I miss you making me the morning coffee you and I both know I should not have; its itchy angst and welling of emotions, the urgency of everything magnified. But you love me, and I love the feeling of a warm coffee mug, the bittersweet scent of cream with a little espresso and a lot of vanilla in the summer; hazelnut in winter. I tease sometimes that I love it more than you. “The coffee is way hotter,” you say, pouring it in front of me, a small wish granted every day, your lips pressed for a moment on my forehead.

I stir the breakfast potatoes. Soon, the eggs. Soon, I will switch to decaf, I say. Then you will have to be my morning cream and coffee.

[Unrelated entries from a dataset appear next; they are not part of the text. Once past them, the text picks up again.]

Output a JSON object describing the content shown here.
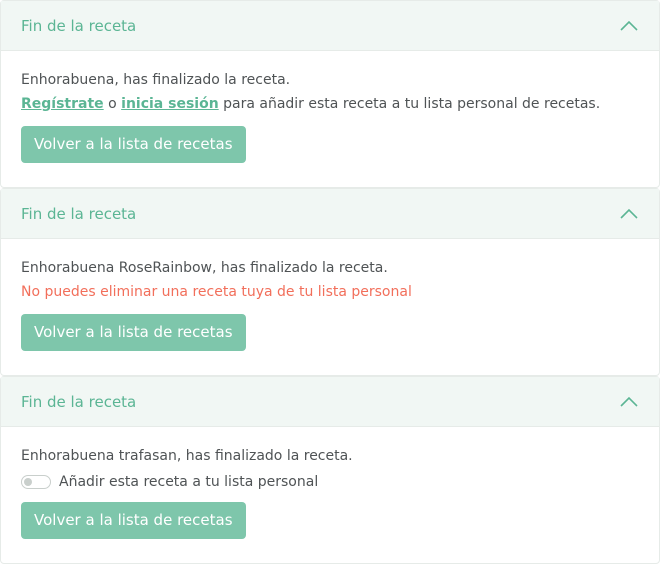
{
  "cards": [
    {
      "title": "Fin de la receta",
      "message": "Enhorabuena, has finalizado la receta.",
      "register_link": "Regístrate",
      "connector": " o ",
      "login_link": "inicia sesión",
      "login_suffix": " para añadir esta receta a tu lista personal de recetas.",
      "button": "Volver a la lista de recetas"
    },
    {
      "title": "Fin de la receta",
      "message": "Enhorabuena RoseRainbow, has finalizado la receta.",
      "error": "No puedes eliminar una receta tuya de tu lista personal",
      "button": "Volver a la lista de recetas"
    },
    {
      "title": "Fin de la receta",
      "message": "Enhorabuena trafasan, has finalizado la receta.",
      "toggle_label": "Añadir esta receta a tu lista personal",
      "toggle_on": false,
      "button": "Volver a la lista de recetas"
    }
  ],
  "colors": {
    "accent": "#5bb594",
    "button": "#7ec6ab",
    "header_bg": "#f1f7f4",
    "error": "#f26f5b"
  },
  "icons": {
    "collapse": "chevron-up-icon"
  }
}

I am in your kitchen; the peach morning light beginning to peek so nosily between the slats of the blinds and into our affairs.

I miss your eyes peering into mine as we practice making children in the woods, in a tent, against a tree; a little (not too much) more tender than your aggressive approach as we fuck; my body bent over a bucking dining room chair, the arm of the couch, a kitchen counter as the meal over-cooks, the desk scented with oils from my perfumed wrists pinned and rubbing on its surface with your rocking, the hood of the car; sometimes the bed. We start slow and sweet, with intention; fingers entwined like twigs in a country basket; our bodies smoking as a campfire before bursting into flame; carnivorous for a bite of lip, or your teeth to my nipple. I want you to make it bleed, but we slow again, tender expansion. I slide my leg up, straight, perched on your shoulder so you can watch yourself. It is important to view one’s work when making art. And what else are children but constantly evolving works? We lie still just a few moments as I watch your chest rise and fall in recovery before we crawl away from one another for a weekend morning shower.

And I miss taking turns washing each other’s skin, the way you lift my foot to cleanse its sole, the way your eyes close and your neck tilts as I gently wash behind your ears to finish with a light brush of your ear lobe; the way you cringe every time you step into the hot water I’ve turned up because yours was too cold, and I cannot shave with goosebumps.

The mornings must have been our time. Often now, I greet them like a friend left behind. It is then that these memories return, but these are not memories at all; for in this life I have not yet known you. Still, I long for your return.